RAC Attack - Oracle Cluster Database at Home/RAC Attack 12c/Node Fencing
Prev: Create Database
Explore RAC (e)
The goal of this lab is to demonstrate Oracle Clusterware’s fencing ability by forcing a configuration that will trigger Oracle Clusterware’s built-in fencing features. With Oracle Clusterware, fencing is handled at the node level by rebooting the non-responsive or failed node. This is similar to the as Shoot The Other Machine In The Head (STOMITH) algorithm, but it’s really a suicide instead of affecting the other machine. There are many good sources for more information online.
- Start with a normal, running cluster with the database instances up and running.
Monitor the logfiles for clusterware on each node. On each node, start a new window and run the following command:
[oracle@<node_name> ~]$ tail –f /u01/app/12.1.0/grid/log/`hostname -s`/crsd/crsd.log [oracle@<node_name> ~]$ tail –f /u01/app/12.1.0/grid/log/`hostname -s`/cssd/ocssd.log
In my 220.127.116.11 lab environment, the location of the clusterware log files now reside in diag_dest under the $ORACLE_BASE/diag/crs/$HOSTNAME/crs/trace directory.
- We will simulate “unplugging” the network interface by taking one of the private network interfaces down. On the collabn2 node, take the private network interface down by running the following command (as the root user):
[root@collabn2 ~]# ifconfig eth1 down
Alternatively, you can also simulate this by physically taking the Internal Network interface offline in VirtualBox:
Go to collabn2 -> Settings -> Network -> Adapter 2, uncheck Cable connected and click OK.

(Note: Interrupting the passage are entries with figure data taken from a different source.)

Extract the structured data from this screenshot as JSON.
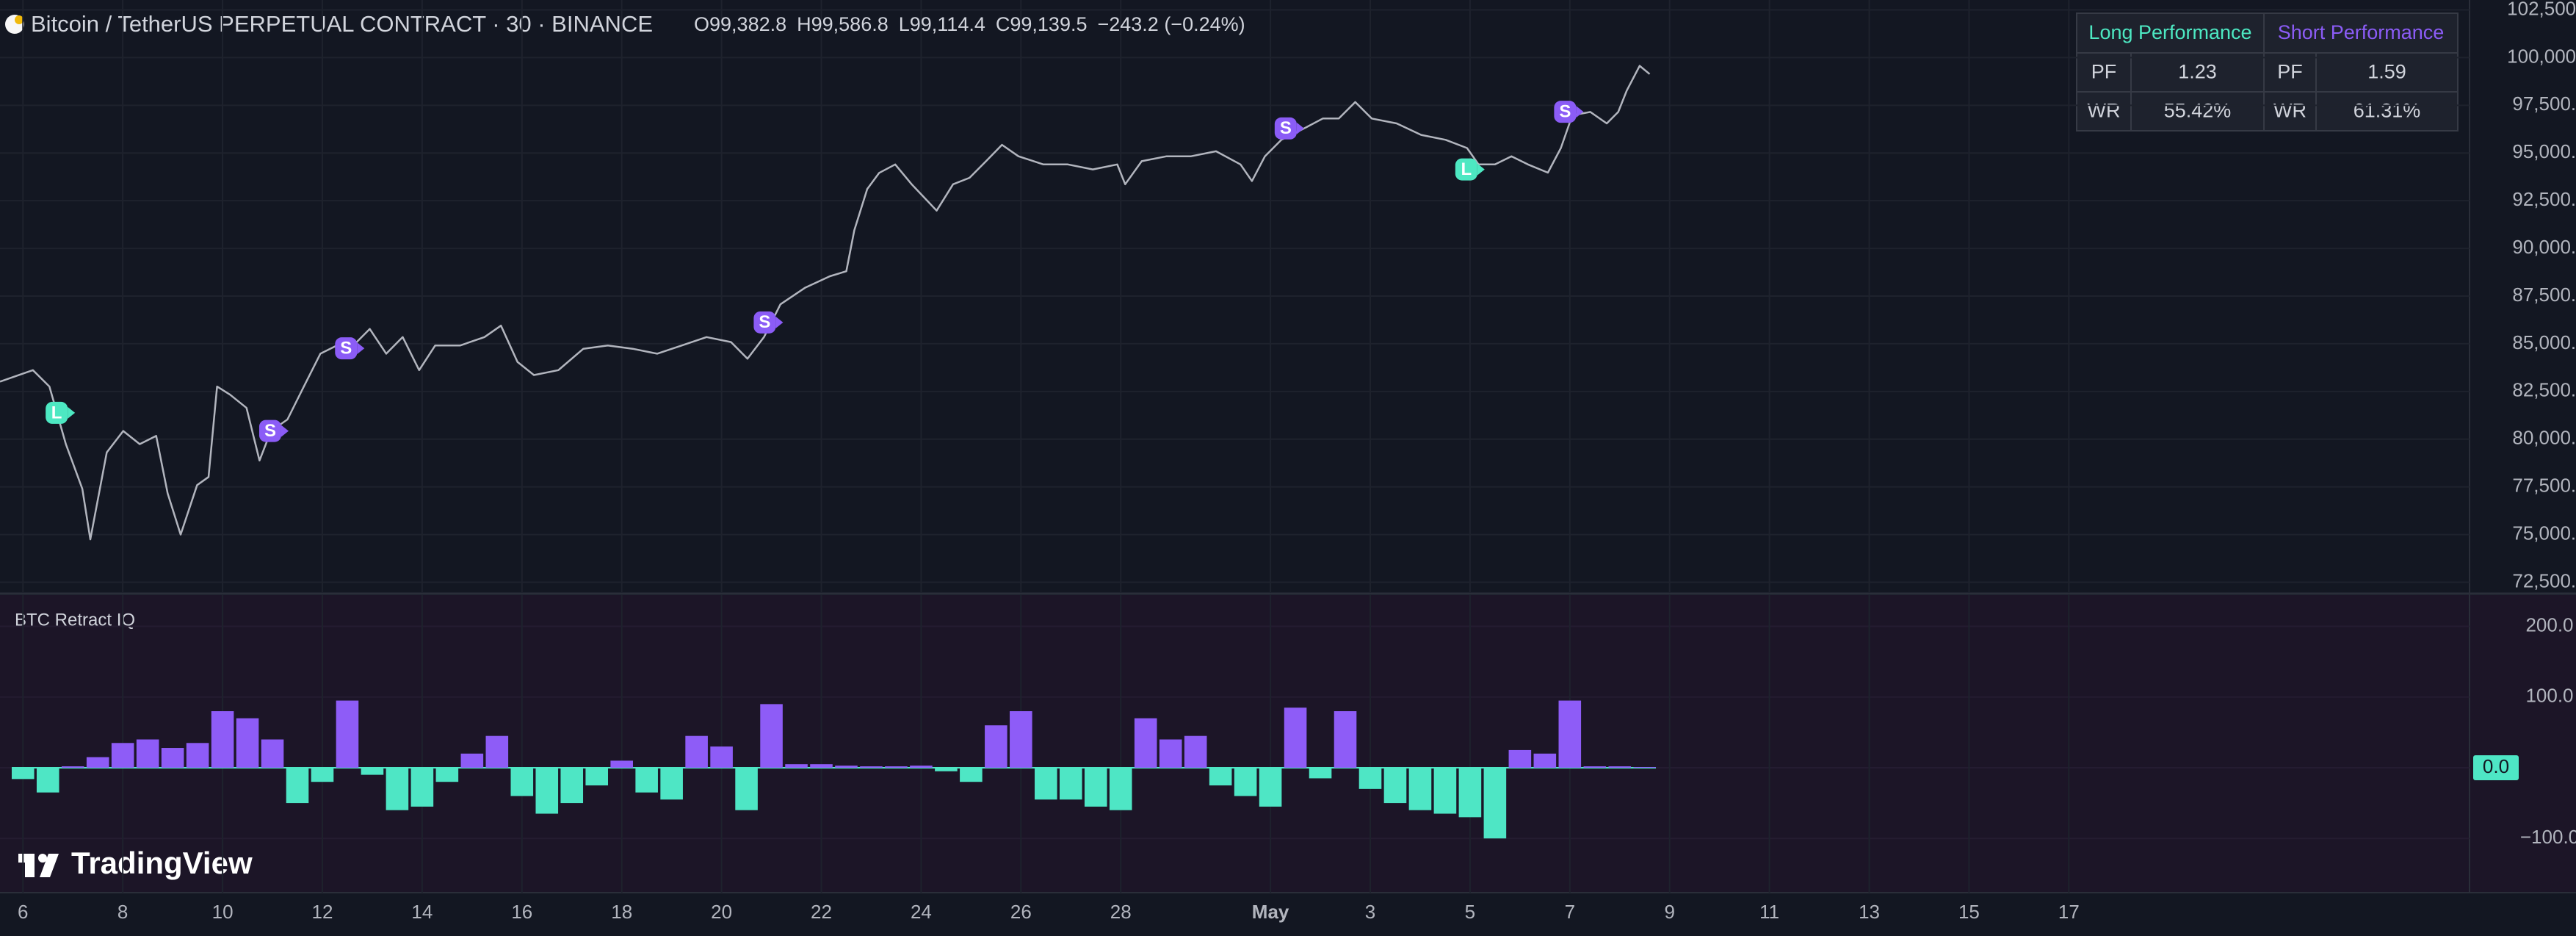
{
  "chart_data": [
    {
      "type": "line",
      "title": "Bitcoin / TetherUS PERPETUAL CONTRACT · 30 · BINANCE",
      "ohlc": [
        {
          "key": "O",
          "value": "99,382.8"
        },
        {
          "key": "H",
          "value": "99,586.8"
        },
        {
          "key": "L",
          "value": "99,114.4"
        },
        {
          "key": "C",
          "value": "99,139.5"
        }
      ],
      "change": "−243.2 (−0.24%)",
      "color": "#b2b5be",
      "grid": true,
      "x": [
        -0.46,
        0.2,
        0.53,
        0.86,
        1.19,
        1.35,
        1.68,
        2.01,
        2.34,
        2.67,
        2.9,
        3.16,
        3.49,
        3.72,
        3.89,
        4.15,
        4.48,
        4.74,
        4.97,
        5.3,
        5.63,
        5.96,
        6.29,
        6.62,
        6.95,
        7.28,
        7.61,
        7.94,
        8.26,
        8.76,
        9.25,
        9.58,
        9.91,
        10.24,
        10.73,
        11.23,
        11.72,
        12.22,
        12.71,
        13.2,
        13.7,
        14.19,
        14.52,
        14.85,
        15.18,
        15.67,
        16.17,
        16.5,
        16.66,
        16.92,
        17.16,
        17.48,
        17.81,
        18.31,
        18.64,
        18.97,
        19.3,
        19.62,
        19.95,
        20.45,
        20.94,
        21.44,
        21.93,
        22.09,
        22.42,
        22.92,
        23.41,
        23.91,
        24.4,
        24.63,
        24.89,
        25.22,
        25.55,
        26.05,
        26.37,
        26.7,
        27.03,
        27.53,
        28.02,
        28.51,
        28.94,
        29.17,
        29.5,
        29.83,
        30.16,
        30.56,
        30.82,
        31.05,
        31.41,
        31.74,
        31.97,
        32.14,
        32.4,
        32.6
      ],
      "values": [
        83017,
        83620,
        82760,
        79740,
        77400,
        74750,
        79310,
        80430,
        79740,
        80170,
        77160,
        75000,
        77590,
        78020,
        82760,
        82330,
        81640,
        78880,
        80430,
        81030,
        82760,
        84480,
        84910,
        84910,
        85780,
        84480,
        85350,
        83620,
        84910,
        84910,
        85350,
        85950,
        84050,
        83360,
        83620,
        84740,
        84910,
        84740,
        84480,
        84910,
        85350,
        85090,
        84220,
        85350,
        87070,
        87930,
        88540,
        88800,
        90950,
        93110,
        93960,
        94400,
        93360,
        91980,
        93360,
        93700,
        94570,
        95430,
        94830,
        94400,
        94400,
        94140,
        94400,
        93360,
        94570,
        94830,
        94830,
        95090,
        94400,
        93530,
        94830,
        95690,
        96120,
        96810,
        96810,
        97670,
        96810,
        96550,
        95950,
        95690,
        95260,
        94400,
        94400,
        94830,
        94400,
        93970,
        95260,
        96980,
        97150,
        96550,
        97150,
        98270,
        99570,
        99140
      ],
      "signals": [
        {
          "label": "L",
          "x": 0.69,
          "y": 81380,
          "color": "#4de8c2"
        },
        {
          "label": "S",
          "x": 4.97,
          "y": 80430,
          "color": "#8b5cf6"
        },
        {
          "label": "S",
          "x": 6.49,
          "y": 84760,
          "color": "#8b5cf6"
        },
        {
          "label": "S",
          "x": 14.88,
          "y": 86120,
          "color": "#8b5cf6"
        },
        {
          "label": "S",
          "x": 25.32,
          "y": 96290,
          "color": "#8b5cf6"
        },
        {
          "label": "L",
          "x": 28.94,
          "y": 94140,
          "color": "#4de8c2"
        },
        {
          "label": "S",
          "x": 30.92,
          "y": 97160,
          "color": "#8b5cf6"
        }
      ],
      "xlim": [
        -0.46,
        49.03
      ],
      "ylim": [
        71980,
        103020
      ],
      "yticks": [
        {
          "value": 72500,
          "label": "72,500.0"
        },
        {
          "value": 75000,
          "label": "75,000.0"
        },
        {
          "value": 77500,
          "label": "77,500.0"
        },
        {
          "value": 80000,
          "label": "80,000.0"
        },
        {
          "value": 82500,
          "label": "82,500.0"
        },
        {
          "value": 85000,
          "label": "85,000.0"
        },
        {
          "value": 87500,
          "label": "87,500.0"
        },
        {
          "value": 90000,
          "label": "90,000.0"
        },
        {
          "value": 92500,
          "label": "92,500.0"
        },
        {
          "value": 95000,
          "label": "95,000.0"
        },
        {
          "value": 97500,
          "label": "97,500.0"
        },
        {
          "value": 100000,
          "label": "100,000.0"
        },
        {
          "value": 102500,
          "label": "102,500.0"
        }
      ]
    },
    {
      "type": "bar",
      "title": "BTC Retract IQ",
      "watermark": "TradingView",
      "colors": {
        "positive": "#8e5cf7",
        "negative": "#4ee6c5"
      },
      "grid": true,
      "x": [
        0,
        0.5,
        1,
        1.5,
        2,
        2.5,
        3,
        3.5,
        4,
        4.5,
        5,
        5.5,
        6,
        6.5,
        7,
        7.5,
        8,
        8.5,
        9,
        9.5,
        10,
        10.5,
        11,
        11.5,
        12,
        12.5,
        13,
        13.5,
        14,
        14.5,
        15,
        15.5,
        16,
        16.5,
        17,
        17.5,
        18,
        18.5,
        19,
        19.5,
        20,
        20.5,
        21,
        21.5,
        22,
        22.5,
        23,
        23.5,
        24,
        24.5,
        25,
        25.5,
        26,
        26.5,
        27,
        27.5,
        28,
        28.5,
        29,
        29.5,
        30,
        30.5,
        31,
        31.5,
        32,
        32.5
      ],
      "values": [
        -16,
        -35,
        2,
        15,
        35,
        40,
        28,
        35,
        80,
        70,
        40,
        -50,
        -20,
        95,
        -10,
        -60,
        -55,
        -20,
        20,
        45,
        -40,
        -65,
        -50,
        -25,
        10,
        -35,
        -45,
        45,
        30,
        -60,
        90,
        5,
        5,
        3,
        2,
        2,
        3,
        -5,
        -20,
        60,
        80,
        -45,
        -45,
        -55,
        -60,
        70,
        40,
        45,
        -25,
        -40,
        -55,
        85,
        -15,
        80,
        -30,
        -50,
        -60,
        -65,
        -70,
        -100,
        25,
        20,
        95,
        2,
        2,
        1
      ],
      "xlim": [
        -0.46,
        49.03
      ],
      "ylim": [
        -176.7,
        244.2
      ],
      "yticks": [
        {
          "value": -100,
          "label": "−100.0"
        },
        {
          "value": 0,
          "label": "0.0"
        },
        {
          "value": 100,
          "label": "100.0"
        },
        {
          "value": 200,
          "label": "200.0"
        }
      ],
      "xticks": [
        {
          "value": 0,
          "label": "6"
        },
        {
          "value": 2,
          "label": "8"
        },
        {
          "value": 4,
          "label": "10"
        },
        {
          "value": 6,
          "label": "12"
        },
        {
          "value": 8,
          "label": "14"
        },
        {
          "value": 10,
          "label": "16"
        },
        {
          "value": 12,
          "label": "18"
        },
        {
          "value": 14,
          "label": "20"
        },
        {
          "value": 16,
          "label": "22"
        },
        {
          "value": 18,
          "label": "24"
        },
        {
          "value": 20,
          "label": "26"
        },
        {
          "value": 22,
          "label": "28"
        },
        {
          "value": 25,
          "label": "May"
        },
        {
          "value": 27,
          "label": "3"
        },
        {
          "value": 29,
          "label": "5"
        },
        {
          "value": 31,
          "label": "7"
        },
        {
          "value": 33,
          "label": "9"
        },
        {
          "value": 35,
          "label": "11"
        },
        {
          "value": 37,
          "label": "13"
        },
        {
          "value": 39,
          "label": "15"
        },
        {
          "value": 41,
          "label": "17"
        }
      ]
    }
  ],
  "table": {
    "headers": [
      "Long Performance",
      "Short Performance"
    ],
    "rows": [
      [
        "PF",
        "1.23",
        "PF",
        "1.59"
      ],
      [
        "WR",
        "55.42%",
        "WR",
        "61.31%"
      ]
    ]
  }
}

- Following this command, watch the logfiles you began monitoring in step 2 above. You should see errors in those logfiles and eventually (could take a minute or two, literally) you will observe one node reboot itself.
If you used ifconfig to trigger a failure, then the node will rejoin the cluster and the instance should start automatically.
If you used VirtualBox to trigger a failure then the node will not rejoin the cluster.
- Which file has the error messages that indicate why the node is not rejoining the cluster?
- Is the node that reboots always the same as the node with the failure? Why or why not?